Lo que el desaparecido nos trae ante nuestra presencia es la brutalidad de una violencia, y con ella, una pregunta inquietante, a saber: si nosotros hemos construido nuestro acogedor mundo sobre el olvido de tanta injusticia como a él se le hizo. Mientras no respondamos a esta demanda, él seguirá anclado en un tiempo pasado, y nosotros quedaremos expuestos a su repetición porque no somos capaces de decir de qué lado estamos. En lugar de ello hemos creado la cómoda categoría del franquismo sociológico, metiendo en ese saco a quienes han interiorizado el modo de vivir que reinaba en la dictadura. Habría, empero, que incluir en ella a quienes piensen que se puede construir una democracia borrando de la memoria la historia que va de 1936 a 1975. En la dictadura sobraba la libertad, y en la democracia está de más la memoria de la falta de libertad. En esos sobrevive pues el espíritu del franquismo.

AUNQUE se cuenten por miles los desaparecidos o, como se dice en derecho, las «víctimas de una desaparición forzada», los focos se están centrando en el más ilustre de todos ellos, Federico García Lorca. No se puede descartar que en ese interés pueda haber morbo por parte de la prensa amarilla, o voyeurismo en muchos espectadores, o vanidad en políticos ávidos de fotos rentables, pero esos abusos no pueden ser determinantes, ni tampoco la opinión de la familia, por muy respetable que sea. Más allá de la opinión de las sobrinas –incluso independientemente de la ideología de la víctima– está la significación objetiva de la víctima. Lo que le ocurrió a Lorca no es un asunto privado que solo le interese a él o a los suyos. Es, por el contrario, un hecho político que marca el momento en que le quitaron la vida y el momento posterior en el que nosotros vivimos. Marca el momento de su muerte porque al ser un asesinato político implica a los espadones que se rebelaron contra el orden constitucional, sellando con este tipo de asesinatos el cariz de su proyecto político. Pero también afecta al tiempo que nosotros vivimos, porque si nuestro nuevo orden constitucional estuviera basado en el olvido del significado de aquella violencia, quedaríamos expuestos a su repetición. ¿Qué impediría, en efecto, que la violencia se repitiera si existe una razón superior que poder invocar para que toda violencia se silencie si es pasada, es decir, si ya no nos afecta a nosotros, los vivos, porque los violentos han decidido no matar más o ya no pueden matar? Entre el momento pasado y el presente hay una relación misteriosa que nos interesa reconocer. La clave de esa relación la tiene el desaparecido. Su existencia fantasmal remite a un pasado criminal y a un presente que no se ha hecho cargo de ese pasado.
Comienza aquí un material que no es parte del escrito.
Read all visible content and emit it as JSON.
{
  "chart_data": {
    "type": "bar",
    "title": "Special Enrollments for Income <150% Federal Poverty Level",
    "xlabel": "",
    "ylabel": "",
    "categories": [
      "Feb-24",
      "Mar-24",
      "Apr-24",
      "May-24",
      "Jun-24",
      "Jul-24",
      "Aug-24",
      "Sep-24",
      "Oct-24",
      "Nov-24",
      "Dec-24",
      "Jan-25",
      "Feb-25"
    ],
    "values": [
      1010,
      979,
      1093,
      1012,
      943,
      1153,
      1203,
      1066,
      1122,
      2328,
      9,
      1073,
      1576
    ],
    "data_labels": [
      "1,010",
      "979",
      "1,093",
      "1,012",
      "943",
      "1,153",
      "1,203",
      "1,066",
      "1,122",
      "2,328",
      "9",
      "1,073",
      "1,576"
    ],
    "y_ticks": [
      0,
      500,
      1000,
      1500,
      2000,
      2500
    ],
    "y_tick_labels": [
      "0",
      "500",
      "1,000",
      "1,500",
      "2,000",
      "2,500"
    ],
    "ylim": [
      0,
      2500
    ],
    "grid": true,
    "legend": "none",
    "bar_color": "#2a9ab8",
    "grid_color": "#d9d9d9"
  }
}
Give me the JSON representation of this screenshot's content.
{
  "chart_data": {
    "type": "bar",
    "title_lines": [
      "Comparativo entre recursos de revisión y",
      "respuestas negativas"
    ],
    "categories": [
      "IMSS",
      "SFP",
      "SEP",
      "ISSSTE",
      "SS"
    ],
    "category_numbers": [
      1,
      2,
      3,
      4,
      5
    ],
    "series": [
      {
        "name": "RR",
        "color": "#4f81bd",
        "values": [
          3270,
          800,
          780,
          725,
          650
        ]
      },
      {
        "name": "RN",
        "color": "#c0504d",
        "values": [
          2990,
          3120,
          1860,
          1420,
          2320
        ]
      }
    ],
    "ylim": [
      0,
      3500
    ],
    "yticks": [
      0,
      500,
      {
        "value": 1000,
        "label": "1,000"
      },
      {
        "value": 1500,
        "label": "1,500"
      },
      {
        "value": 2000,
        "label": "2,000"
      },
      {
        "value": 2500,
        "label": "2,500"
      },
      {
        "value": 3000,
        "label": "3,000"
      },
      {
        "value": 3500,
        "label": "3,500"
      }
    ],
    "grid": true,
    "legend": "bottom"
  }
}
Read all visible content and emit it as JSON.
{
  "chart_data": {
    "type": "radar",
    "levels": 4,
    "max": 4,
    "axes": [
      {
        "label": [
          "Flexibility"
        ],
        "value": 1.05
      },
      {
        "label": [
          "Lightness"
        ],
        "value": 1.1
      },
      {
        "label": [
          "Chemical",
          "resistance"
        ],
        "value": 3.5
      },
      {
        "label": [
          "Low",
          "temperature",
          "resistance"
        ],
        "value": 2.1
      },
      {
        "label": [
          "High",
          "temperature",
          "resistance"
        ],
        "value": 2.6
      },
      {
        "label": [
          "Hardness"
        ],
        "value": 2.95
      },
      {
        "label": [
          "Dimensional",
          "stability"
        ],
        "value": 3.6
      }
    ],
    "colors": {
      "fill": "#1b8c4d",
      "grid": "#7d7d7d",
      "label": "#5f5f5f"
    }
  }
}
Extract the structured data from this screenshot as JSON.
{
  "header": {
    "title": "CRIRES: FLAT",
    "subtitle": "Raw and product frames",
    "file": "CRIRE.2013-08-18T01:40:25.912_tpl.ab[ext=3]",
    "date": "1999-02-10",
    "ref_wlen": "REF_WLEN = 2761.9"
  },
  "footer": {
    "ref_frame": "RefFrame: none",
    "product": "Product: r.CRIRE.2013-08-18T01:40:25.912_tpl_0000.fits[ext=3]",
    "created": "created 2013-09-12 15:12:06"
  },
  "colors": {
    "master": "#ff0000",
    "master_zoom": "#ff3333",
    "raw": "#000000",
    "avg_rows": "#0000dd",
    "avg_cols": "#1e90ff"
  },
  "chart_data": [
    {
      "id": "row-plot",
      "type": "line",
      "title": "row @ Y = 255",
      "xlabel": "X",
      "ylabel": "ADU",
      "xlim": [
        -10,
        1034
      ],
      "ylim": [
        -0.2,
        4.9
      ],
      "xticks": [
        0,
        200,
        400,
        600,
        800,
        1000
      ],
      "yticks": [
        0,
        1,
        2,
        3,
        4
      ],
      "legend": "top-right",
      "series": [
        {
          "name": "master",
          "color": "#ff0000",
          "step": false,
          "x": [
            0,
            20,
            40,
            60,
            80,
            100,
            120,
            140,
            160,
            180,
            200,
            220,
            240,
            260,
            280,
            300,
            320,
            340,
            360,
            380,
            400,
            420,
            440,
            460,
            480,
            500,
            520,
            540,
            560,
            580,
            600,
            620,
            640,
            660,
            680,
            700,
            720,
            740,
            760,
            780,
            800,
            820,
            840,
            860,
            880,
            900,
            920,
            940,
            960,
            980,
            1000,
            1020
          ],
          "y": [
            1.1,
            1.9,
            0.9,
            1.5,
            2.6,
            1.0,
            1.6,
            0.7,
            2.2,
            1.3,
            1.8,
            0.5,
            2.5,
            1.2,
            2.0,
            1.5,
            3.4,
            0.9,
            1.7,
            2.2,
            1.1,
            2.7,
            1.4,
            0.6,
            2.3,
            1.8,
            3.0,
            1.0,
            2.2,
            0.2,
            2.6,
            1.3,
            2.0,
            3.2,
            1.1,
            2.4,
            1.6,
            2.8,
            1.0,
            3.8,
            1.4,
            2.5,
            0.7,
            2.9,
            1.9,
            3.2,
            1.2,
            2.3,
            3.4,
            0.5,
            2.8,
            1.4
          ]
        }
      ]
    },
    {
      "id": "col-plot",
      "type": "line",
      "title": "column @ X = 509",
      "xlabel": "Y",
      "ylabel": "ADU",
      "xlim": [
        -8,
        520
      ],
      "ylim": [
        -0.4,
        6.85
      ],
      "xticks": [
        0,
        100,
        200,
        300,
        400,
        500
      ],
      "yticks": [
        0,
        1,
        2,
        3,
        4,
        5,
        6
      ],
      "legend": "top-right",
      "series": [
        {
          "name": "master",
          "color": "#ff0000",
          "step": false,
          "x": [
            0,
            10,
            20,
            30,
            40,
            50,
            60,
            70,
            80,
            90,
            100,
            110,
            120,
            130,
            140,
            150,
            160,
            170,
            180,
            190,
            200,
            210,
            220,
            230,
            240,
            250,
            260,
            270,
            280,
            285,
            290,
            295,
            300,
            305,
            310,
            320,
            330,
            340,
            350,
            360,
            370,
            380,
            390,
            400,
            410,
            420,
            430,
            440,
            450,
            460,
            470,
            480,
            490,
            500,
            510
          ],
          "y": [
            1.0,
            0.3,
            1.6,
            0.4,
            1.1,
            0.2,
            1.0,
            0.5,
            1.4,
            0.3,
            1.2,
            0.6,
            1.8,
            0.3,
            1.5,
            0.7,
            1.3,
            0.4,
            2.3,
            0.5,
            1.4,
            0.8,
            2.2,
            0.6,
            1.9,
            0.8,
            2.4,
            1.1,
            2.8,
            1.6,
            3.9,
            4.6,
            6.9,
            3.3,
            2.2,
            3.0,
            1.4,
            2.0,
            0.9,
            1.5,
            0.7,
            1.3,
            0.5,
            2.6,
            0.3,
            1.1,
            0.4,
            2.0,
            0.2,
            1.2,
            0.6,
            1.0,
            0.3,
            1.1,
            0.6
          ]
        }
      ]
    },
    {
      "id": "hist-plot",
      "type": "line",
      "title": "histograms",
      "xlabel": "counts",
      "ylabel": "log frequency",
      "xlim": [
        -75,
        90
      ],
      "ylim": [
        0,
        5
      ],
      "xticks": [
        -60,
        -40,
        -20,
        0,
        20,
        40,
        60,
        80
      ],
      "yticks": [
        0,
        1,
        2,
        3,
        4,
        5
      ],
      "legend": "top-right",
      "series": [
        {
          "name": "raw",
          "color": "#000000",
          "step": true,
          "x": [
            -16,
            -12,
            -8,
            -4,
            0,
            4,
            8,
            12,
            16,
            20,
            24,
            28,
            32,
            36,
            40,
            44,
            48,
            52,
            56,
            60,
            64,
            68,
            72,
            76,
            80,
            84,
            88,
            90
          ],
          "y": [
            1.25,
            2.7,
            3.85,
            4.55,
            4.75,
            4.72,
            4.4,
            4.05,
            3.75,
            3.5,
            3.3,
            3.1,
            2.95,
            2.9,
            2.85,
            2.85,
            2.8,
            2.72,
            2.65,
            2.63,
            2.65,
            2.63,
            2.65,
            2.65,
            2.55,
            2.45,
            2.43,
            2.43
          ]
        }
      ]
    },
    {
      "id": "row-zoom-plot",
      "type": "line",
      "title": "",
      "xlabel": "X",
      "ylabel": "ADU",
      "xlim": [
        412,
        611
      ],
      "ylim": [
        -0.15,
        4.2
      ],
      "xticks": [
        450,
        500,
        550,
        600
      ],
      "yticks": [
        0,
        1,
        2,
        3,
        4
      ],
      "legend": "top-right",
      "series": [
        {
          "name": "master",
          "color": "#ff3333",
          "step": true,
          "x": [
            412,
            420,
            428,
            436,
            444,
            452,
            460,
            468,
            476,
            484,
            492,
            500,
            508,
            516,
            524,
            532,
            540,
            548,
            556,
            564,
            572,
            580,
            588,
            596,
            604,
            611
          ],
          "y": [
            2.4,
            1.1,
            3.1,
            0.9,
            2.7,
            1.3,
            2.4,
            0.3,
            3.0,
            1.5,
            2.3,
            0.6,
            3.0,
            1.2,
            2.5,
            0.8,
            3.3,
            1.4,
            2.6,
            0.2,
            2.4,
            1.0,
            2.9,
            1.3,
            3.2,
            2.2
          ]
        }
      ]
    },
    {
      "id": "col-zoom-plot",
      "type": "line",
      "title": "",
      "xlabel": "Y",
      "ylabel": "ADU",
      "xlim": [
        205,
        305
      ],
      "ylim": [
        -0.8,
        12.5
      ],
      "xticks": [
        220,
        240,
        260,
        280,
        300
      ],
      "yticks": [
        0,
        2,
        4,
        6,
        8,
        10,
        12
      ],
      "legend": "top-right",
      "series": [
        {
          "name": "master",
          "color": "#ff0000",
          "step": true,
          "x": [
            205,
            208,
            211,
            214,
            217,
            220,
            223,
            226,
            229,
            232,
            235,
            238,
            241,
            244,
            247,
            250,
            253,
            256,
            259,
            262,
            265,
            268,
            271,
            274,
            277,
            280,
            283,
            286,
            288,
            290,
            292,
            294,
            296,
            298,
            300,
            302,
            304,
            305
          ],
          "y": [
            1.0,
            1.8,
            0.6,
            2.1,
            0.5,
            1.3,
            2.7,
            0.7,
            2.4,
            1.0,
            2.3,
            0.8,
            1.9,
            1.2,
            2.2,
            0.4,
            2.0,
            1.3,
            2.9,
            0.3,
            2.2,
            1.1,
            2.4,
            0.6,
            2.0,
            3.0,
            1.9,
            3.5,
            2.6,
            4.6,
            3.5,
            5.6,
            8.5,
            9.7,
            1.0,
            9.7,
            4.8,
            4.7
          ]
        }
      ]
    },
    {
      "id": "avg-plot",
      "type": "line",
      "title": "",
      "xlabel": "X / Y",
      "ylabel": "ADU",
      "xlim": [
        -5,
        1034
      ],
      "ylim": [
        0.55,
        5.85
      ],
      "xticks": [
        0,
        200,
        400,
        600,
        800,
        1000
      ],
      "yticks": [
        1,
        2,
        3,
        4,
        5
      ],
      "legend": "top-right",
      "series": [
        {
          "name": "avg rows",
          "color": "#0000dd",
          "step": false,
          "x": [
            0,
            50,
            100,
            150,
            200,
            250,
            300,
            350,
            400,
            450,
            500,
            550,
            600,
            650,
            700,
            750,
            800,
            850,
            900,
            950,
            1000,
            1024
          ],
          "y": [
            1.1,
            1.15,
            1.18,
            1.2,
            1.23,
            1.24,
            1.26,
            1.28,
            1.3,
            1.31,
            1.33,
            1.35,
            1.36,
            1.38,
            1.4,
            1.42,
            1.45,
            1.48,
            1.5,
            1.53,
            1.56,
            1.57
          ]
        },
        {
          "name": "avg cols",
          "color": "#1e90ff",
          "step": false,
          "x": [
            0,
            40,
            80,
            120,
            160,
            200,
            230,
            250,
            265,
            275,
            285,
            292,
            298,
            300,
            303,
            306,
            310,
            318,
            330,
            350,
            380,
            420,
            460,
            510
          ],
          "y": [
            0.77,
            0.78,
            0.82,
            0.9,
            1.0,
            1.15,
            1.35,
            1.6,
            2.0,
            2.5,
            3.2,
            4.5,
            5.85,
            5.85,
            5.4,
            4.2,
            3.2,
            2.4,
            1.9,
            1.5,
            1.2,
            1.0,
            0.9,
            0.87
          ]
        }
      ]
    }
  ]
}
ES EVIDENTE que lo importante no es la identificación de unos huesos sino el reconocimiento de lo que supusieron esas muertes y del significado que ahora tienen. Pero eso no significa que la identificación de los cuerpos sea secundaria. El que no sepamos dónde se encuentran tiene la connotación jurídica de que estamos ante «un delito permanente de detención ilegal», es decir, estamos ante un delito vigente que debe ser investigado para depurar responsabilidades. Esa es tarea de los jueces. Pero, además del derecho, está nuestro deber de reconocer en esas muertes una significación política que se resume en dos preguntas, una dirigida al proyecto político franquista, que necesitaba matar inocentes para salir adelante, y otra a nosotros mismos, dispuestos a vivir en democracia sin mirar bajo la alfombra. Preferimos ahogar ese significado político en el fatalismo histórico, como si aquello hubiera sido necesario o inevitable.